Question

As per given $M{{L}^{-1}}{{T}^{-2}}$ is the dimensional formula of
(A). Force
(B). Coefficient of friction
(C). Modulus of elasticity
(D). Energy

Answer 1

Hint: According to the Hooke's law, without exceeding the elastic limit of the material, the stress or deformation produced is directly proportional to the force applied. We can calculate the dimensional units of stress and strain by using its definition and use them to determine the dimensional unit of modulus of elasticity.

Formulas used:
$\text{M=}\dfrac{\text{stress}}{\text{strain}}$
$\text{stress=}\dfrac{\text{applied}\,\text{force}}{\text{area}}$
$F=ma$

Complete step by step solution:
According to Hooke's law, stress is directly proportional to strain within the elastic unit of the body. Mathematically,
$\begin{align}
  & \text{stress}\propto \text{strain} \\
 & \Rightarrow \text{stress=(M)strain} \\
\end{align}$
Here, $M$ is the constant of proportionality and is also known as the modulus of elasticity. Therefore, from the above equation, we get,
$\text{M=}\dfrac{\text{stress}}{\text{strain}}$ - (1)
Hence, we can define the modulus of elasticity for a material as the ratio of stress to strain.
The restoring force that is developed per unit cross-sectional area in a body when deforming force is applied on it is known as stress. Thus,
$\text{stress=}\dfrac{\text{applied}\,\text{force}}{\text{area}}$
Force is the product of mass and acceleration of a body. Therefore,
$F=ma$
Here, $F$ is the force applied
$m$ is the mass of the body
$a$ is acceleration
Therefore, from the above equation, the dimensions of force will be-
$\begin{align}
  & [F]=[M][L{{T}^{-2}}] \\
 & \Rightarrow [F]=[ML{{T}^{-2}}] \\
\end{align}$
Therefore, the dimensions of stress will be-
$[S]=\dfrac{[ML{{T}^{-2}}]}{[{{L}^{2}}]}$
$\Rightarrow [S]=[M{{L}^{-1}}{{T}^{-2}}]$ - (2)
Therefore, the dimensions of stress are $[M{{L}^{-1}}{{T}^{-2}}]$.
Strain is a unitless quantity because it is the ratio of two same quantities; it does not have any dimensions.
From eq (1) and eq (2), the dimensions of modulus of elasticity will be-
$[M']=[M{{L}^{-1}}{{T}^{-2}}]$
Therefore, the dimensions of modulus are $M{{L}^{-1}}{{T}^{-2}}$. Hence, the correct option is (C).

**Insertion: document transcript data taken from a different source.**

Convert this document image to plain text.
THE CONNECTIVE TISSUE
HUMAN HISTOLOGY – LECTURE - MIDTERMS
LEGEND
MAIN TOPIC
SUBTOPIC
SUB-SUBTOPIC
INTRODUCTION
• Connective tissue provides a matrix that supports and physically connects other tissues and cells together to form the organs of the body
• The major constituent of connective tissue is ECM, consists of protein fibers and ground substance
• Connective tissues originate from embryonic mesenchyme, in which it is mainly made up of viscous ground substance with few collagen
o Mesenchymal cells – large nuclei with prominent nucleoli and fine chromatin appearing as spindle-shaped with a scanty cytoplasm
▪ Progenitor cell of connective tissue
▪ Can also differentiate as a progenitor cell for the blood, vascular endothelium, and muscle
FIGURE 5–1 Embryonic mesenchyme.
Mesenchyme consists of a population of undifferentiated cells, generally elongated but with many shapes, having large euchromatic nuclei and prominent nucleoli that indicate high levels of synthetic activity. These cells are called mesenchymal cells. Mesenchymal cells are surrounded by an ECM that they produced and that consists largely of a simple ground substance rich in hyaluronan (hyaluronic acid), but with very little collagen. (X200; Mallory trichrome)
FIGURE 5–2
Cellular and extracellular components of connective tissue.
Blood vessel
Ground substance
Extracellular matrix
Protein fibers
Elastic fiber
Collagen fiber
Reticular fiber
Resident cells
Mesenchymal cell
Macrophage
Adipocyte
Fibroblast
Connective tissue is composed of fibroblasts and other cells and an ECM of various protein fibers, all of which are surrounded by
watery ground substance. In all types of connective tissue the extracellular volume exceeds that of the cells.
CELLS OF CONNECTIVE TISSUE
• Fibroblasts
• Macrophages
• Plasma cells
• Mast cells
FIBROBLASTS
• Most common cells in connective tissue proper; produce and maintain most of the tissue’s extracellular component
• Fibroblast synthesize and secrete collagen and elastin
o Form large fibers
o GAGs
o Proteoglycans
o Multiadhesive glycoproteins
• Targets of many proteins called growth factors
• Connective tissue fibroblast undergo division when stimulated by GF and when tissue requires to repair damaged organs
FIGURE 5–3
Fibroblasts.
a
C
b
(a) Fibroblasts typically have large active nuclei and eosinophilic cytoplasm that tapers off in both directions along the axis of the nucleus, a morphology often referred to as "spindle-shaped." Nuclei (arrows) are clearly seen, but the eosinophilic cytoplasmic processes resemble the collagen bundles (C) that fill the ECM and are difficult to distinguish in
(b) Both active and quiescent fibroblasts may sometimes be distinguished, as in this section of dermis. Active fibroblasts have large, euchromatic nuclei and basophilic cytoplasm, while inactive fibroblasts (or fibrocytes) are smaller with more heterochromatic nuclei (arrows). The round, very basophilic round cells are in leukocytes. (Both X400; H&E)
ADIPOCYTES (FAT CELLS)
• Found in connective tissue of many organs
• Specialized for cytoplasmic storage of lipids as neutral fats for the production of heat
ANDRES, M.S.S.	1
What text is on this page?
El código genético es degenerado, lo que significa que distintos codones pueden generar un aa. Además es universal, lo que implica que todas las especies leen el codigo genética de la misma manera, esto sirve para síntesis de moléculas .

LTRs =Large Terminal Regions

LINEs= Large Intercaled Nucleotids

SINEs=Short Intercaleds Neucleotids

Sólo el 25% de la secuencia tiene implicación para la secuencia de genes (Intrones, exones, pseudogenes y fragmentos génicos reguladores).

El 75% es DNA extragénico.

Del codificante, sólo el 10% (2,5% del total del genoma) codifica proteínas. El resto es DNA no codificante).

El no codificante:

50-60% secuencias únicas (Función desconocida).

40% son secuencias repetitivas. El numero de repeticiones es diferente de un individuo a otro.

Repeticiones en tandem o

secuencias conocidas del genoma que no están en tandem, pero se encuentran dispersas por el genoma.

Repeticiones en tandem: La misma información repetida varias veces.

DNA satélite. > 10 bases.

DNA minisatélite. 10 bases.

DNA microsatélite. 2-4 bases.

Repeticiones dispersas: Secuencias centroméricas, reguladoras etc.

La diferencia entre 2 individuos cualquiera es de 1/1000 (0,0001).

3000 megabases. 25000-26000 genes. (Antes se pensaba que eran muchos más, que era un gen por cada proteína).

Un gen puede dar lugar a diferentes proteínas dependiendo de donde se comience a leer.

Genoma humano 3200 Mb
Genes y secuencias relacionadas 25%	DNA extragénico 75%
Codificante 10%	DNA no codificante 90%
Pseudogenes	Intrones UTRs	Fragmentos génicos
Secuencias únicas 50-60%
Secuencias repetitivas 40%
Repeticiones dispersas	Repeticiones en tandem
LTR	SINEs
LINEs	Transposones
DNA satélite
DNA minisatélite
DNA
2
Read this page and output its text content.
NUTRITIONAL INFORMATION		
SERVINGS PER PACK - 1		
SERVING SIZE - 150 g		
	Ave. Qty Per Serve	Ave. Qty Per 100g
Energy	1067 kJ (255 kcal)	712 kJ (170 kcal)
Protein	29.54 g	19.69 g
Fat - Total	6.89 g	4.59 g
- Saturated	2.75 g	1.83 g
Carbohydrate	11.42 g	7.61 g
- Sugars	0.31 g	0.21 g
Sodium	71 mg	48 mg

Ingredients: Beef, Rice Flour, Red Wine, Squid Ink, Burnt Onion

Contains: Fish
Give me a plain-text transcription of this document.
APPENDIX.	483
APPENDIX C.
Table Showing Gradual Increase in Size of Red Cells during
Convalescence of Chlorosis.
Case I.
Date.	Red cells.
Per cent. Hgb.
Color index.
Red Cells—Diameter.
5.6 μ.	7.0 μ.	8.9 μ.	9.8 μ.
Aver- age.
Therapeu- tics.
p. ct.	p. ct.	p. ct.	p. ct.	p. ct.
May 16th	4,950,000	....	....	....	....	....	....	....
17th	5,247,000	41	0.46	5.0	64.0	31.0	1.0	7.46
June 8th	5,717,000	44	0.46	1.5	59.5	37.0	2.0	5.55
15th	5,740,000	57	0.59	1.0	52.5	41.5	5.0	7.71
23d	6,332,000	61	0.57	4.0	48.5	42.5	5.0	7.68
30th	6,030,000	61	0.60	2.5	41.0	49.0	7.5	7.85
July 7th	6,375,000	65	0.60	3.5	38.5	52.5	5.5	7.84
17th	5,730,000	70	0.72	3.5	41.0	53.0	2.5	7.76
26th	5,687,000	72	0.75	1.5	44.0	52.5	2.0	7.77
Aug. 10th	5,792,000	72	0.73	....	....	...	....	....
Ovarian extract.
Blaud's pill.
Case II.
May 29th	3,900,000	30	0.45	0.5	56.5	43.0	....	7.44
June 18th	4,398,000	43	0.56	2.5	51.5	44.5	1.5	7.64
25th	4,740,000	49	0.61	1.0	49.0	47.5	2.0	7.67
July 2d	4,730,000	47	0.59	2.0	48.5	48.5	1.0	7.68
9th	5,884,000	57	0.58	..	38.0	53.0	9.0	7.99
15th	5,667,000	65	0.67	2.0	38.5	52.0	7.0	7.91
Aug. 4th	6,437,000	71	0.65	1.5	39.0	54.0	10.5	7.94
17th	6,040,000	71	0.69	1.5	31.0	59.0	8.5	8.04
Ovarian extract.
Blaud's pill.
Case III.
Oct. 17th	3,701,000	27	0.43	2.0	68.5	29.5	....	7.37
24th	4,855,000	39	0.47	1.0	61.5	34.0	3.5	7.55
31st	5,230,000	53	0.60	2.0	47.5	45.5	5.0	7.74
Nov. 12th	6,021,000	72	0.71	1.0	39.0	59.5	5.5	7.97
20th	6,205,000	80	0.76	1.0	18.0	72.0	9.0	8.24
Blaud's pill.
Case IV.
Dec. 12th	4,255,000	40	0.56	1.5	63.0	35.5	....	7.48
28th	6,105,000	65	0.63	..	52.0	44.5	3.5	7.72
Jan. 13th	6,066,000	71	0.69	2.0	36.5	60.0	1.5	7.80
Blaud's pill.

Note: The dimensional unit of a physical quantity is an equation which represents the unit in terms of seven fundamental units. The modulus of elasticity of a material can also be stated as the slope of the stress-strain curve in the elastic deformation region. The stress- strain curve gives a relationship between stress and strain of a body when a load is applied to it and then gradually removed.